Onun kullandığı analojideki yıldırım, kalıcı olarak varolan bir şey değildir,
onun varlığının sinyali gökyüzünde çakan şimşektir. Yıldırım sadece bu
şimşektir ve ikisini ayırmak aldanmadır. Halk ayırır, öyle zanneder ama bunu
felsefeciler yaparsa, işte o zaman Nietzsche’nin ani parlamaları (yıldırımları)
sağa sola savrulur. Çünkü şu ‘yıldırım ani parlamadır’ önermesi zaten bir
totolojidir, Nietzsche bunu anlatmaya çalışır. Yıldırım, parlamadan başka bir
şey değildir ve sadece bu parlama içinde varolur, gerçekte onun parlamasından
ayrı bir varlığa yıldırım denmesi yanılsamasını
yaratan verili dildir, gramerdir. Nietzche, “korkarım ki hala
dilbilgisine inandığımız için kurtulamıyoruz Tanrı’dan” (PA,Felsefede Akıl,§5),
der. Bu çarpıcı ama aynı ölçüde kafa karıştırıcı önermede bir çok şey ima
edildiğini söyleyen Megill, şu uyarıyı yapar; “Okurun
bunun içerimlerini anlayabilmek için ilk olarak, “Tanrı” ile “Dilbilgisi”
arasındaki bağlantıyı özne kavramının sağladığını fark etmesi gerekir.
Nietzsche özne kavramının dilbilgisindeki özne-nesne ayrımından kaynaklandığına
inanır. Ama Tanrı en üst özneden başka bir şey olmadığına göre, Tanrı fikrinin
kökeni de dilbilgisindedir.” (Megill,1998, s.156).
Bu özne-nesne ayrımını başta Nietzsche olmak üzere daha sonra
Heidegger’in de dert edindiğini biliyoruz. Foucault ve Derrida, gibi
düşünürler’in Nietzche ve Heidegger ilgilerinin ardında yatan en önemli
dürtülerden biri budur. Nietzcsche de ise sorun tamamen bir ‘dil sorunu’ olarak
somutlaşmaktadır. Dilin hakikati, dilin dışında, Aydınlanmacıların sandığı
gibi, kendinin-farkında, anlayabilir-anlaşılabilir bir varlık olarak deneyimin
gerçek zeminini kuran bir özne’nin hakikati içinde değil, dilin içindedir. Dil kendi gerçeğini kendi yaratır. Öyle ki
Nietzsche ural-Altay dillerinde (ki Türkçe bu ailedendir) ‘özne’ (ben)

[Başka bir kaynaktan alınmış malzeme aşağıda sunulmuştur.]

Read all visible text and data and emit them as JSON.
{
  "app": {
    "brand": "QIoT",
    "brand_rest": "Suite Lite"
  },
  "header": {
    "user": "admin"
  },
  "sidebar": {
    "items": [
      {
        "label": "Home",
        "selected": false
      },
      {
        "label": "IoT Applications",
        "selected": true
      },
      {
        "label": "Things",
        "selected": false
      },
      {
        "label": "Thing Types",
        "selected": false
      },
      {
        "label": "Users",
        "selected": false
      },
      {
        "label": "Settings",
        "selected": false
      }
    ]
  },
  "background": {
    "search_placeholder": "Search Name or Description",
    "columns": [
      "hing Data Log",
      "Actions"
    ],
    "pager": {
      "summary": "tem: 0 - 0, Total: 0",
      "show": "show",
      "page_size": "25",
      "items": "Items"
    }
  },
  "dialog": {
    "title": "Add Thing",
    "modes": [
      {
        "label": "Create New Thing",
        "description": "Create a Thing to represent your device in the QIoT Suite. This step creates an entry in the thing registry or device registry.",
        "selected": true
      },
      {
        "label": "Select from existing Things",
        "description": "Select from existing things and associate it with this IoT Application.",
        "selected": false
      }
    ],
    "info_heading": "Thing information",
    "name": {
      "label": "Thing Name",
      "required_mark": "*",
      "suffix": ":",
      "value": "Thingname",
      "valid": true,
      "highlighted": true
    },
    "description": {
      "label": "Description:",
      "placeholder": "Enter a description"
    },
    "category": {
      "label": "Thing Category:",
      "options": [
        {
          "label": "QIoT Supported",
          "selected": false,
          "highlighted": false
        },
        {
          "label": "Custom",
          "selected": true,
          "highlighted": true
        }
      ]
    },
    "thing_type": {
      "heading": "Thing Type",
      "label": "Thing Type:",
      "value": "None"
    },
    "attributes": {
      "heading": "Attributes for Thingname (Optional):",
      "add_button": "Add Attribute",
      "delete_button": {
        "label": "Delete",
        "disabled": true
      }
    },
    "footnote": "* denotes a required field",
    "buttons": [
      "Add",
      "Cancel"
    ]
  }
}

kavramının daha az geliştiğini belirterek şöyle der; “Diğer bazı dünya
yorumlarına yolun kapalı oluşu gibi, Özne kavramını, en az geliştiği Ural -
Altay dillerinin alanından alan felsefeciler, büyük olasılıkla “dünyaya” farklı
bakacaklar ve Hint-Avrupa ailesinden ve Müslümanlardan farklı yollar
bulacaklardır” (İKÖ, s.27).
Eyleme (fiile) bir eyleyen (fail) yükleyen
açıklayıcı terimlerin varlığı, tam da ‘şey durumları’nın (state of affairs)
‘varlığı’ gibi bir aldatmacadır. Nietzsche’ye göre, bilgimizin sınırlarına
vardığımız noktada, bilgimizin daha öteye gidemediği yerde, bu sınırlara bir ad
takarız ve bunlar bizim uydurmalarımızdır ve aynı zamanda da yüce
yargılarımızdır; “ben”, ‘kendinde şey’,
‘koşulsuz buyruk’ vb.. Nietzsche faili, bir eyleyen olarak değil bir güç
olarak, bir ‘eyleme gücü’, ’fiil gücü’olarak tanımlar. Ama bunlar aynı zamanda
en yüksek hakikatlerimizdir de. Metafizik baştan sona kelimelere
yanılgılarımızı idealleştirme görevi vermektir. Ve bunu ilk gösteren de aslında
Hume’dur. Deneyimin bir kanıt sunmadığını, tekrarlanan alışkanlıklarımıza
‘kanıt’ vehmettiğimizi ilk o göstermişti. Aynı şekilde, yukarda Descartes
özelinde keşfedilen ‘Ben’le inşa edilen öznenin görevi, tüm varolanlara
kesinlik kazandıran tek mutlak güvence olmaktır. Dünya artık bu ‘ben’ dolayımı
ile kesinliğe, güvenceye, bilinebilirliğe ve en önemlisi ‘ölçülebilirliğe’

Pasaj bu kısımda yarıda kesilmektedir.